5. The tool invocation method according to claim 1, wherein the training process of the first model includes: A set of candidate tools is obtained based on the given query data; A training data set is constructed based on the candidate tool set; The training is performed based on the training dataset until a first model that meets the convergence condition is obtained.
6. The tool invocation method according to claim 5, wherein the training data set is constructed based on the candidate tool set, comprising at least one of the following: selecting a first number of tools from the tool vector library that are most similar to the target tool in the candidate tool set but are not available, and combining the obtained first number of tools with the given query to form training data, respectively, wherein, An unavailable tool is characterized by the fact that the tool differs from the target tool in at least one of the following: the tool's parameters, the tool's invocation conditions, or the fingerprint text corresponding to the tool's description data; The corresponding candidate tool set is backtracked from the historical tool selection error data, and each candidate tool in the backtracked candidate tool set is combined with the given query data to form training data.
7. The tool invocation method according to claim 5 further includes: Construct an obfuscated data set based on the target tool corresponding to the given query data, including: A second process is performed based on the structured name and description information of the target tool to obtain an approximate tool. The given query data, the approximate tool, and the target tool constitute a confused data set, which belongs to the training data set of the first model.
8. The tool invocation method according to claim 7, after obtaining the tool selection result output by the first model, further includes: Obtain the tool call result, generate training samples labeled with the corresponding result based on the call result, and incrementally update the training samples into the obfuscated data set.

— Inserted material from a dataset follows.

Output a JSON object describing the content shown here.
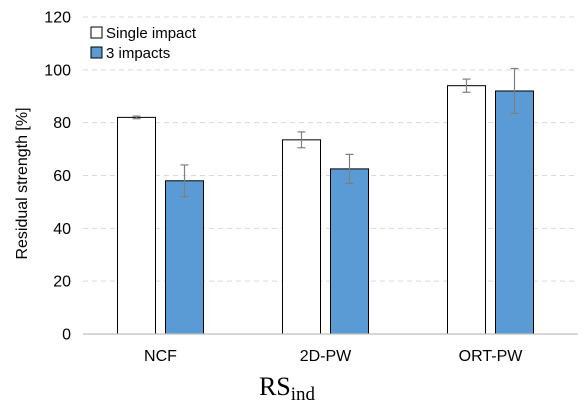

9. The tool invocation method according to claim 1, further comprising, before outputting the tool selection result: The tools and / or parameters corresponding to the tool selection results obtained from the first model are validated, and the tool selection results that pass the validation are output. The verification includes at least one of the following: parameter format verification, parameter constraint data verification, and tool invocation condition verification.
10. A tool invocation device, the device comprising: The data acquisition module is used to acquire the query data input by the user; The specification determination module is used to generate structured tool requirement specifications based on the query data; The candidate set determination module is used to determine a set of candidate tools from a pre-built tool vector library based on the tool requirement specification. The set of candidate tools includes several candidate tools that meet the matching degree condition with the tool requirement specification. The matching degree between the tools in the tool vector library and the tool requirement specification is determined based on the tool fingerprint of the tools in the tool vector library. The result acquisition module is used to input the candidate tool set into a pre-trained first model to obtain the tool selection result output by the first model.